I also cut Jamie down to nursing once a day at bedtime, as of Saturday morning. This morning for the first time he drank a whole bottle of milk. Yay! That makes me feel a lot better about things. He was barely drinking anything at all before. I have many more stories to share about Cody, but I think I'm going to have to sign off for now.

Thursday, December 4, 2008

Ode to my Mom and Christmas Baking

This has been a pretty decent week so far. Cody has been pretty good, although Jamie is sick. Not sure what is wrong with him, but he has been very out of sorts, and I even had to nurse him at 2am a few nights ago. That is extremely unusual for him, but he was so hysterical, it was the only thing that calmed him down. However, he seems to be doing better today.

My Mom and my younger sister came out today and we did some baking. My family has a traditional dessert every Christmas that is not all that well-known around here. It's called Venetarta (although if you Google that it is probably spelled Vinatarta), and it is an Icelandic cake with several cookie-like layers spread with a prune filling, and iced with almond-flavored icing. Okay, so it does not sound all that delicious. Well, I don't think it sounds good from the description either, but trust me, it is good. There are many different ways to make it, and I have had some that were not all that good, but my Mom's recipe (which is actually her Mom's recipe) is delicious, and she is now passing the tradition on to me and my sisters so that we can make our own at Christmas. It is a lot of work, but it is worth it in the end.
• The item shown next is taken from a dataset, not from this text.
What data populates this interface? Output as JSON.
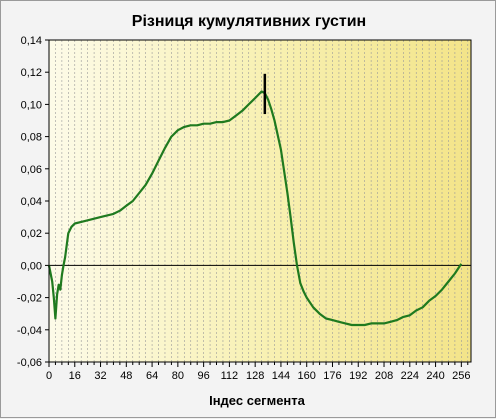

My older sister's husband didn't think it was all that when he first tried it. Neither did my husband. Now they are both just as hooked as the rest of my family. My younger sister just got married in August, and wouldn't you know it, her husband is not thrilled with it either. The rest of us know it is only a matter of time before he is singing its praises too! Anyway, we had a good time baking Venetarta and butter tarts. Mmmm! Good! And of course, I got so much more done with my Mom around because she is so ultra-efficient! I hope some day I will be as efficient as she is. The nice thing is, she is not only efficient, she is also very pleasant to have around. I guess I'm just saying that I really appreciate my Mom and I hope that I am somewhat like her. That's all for now.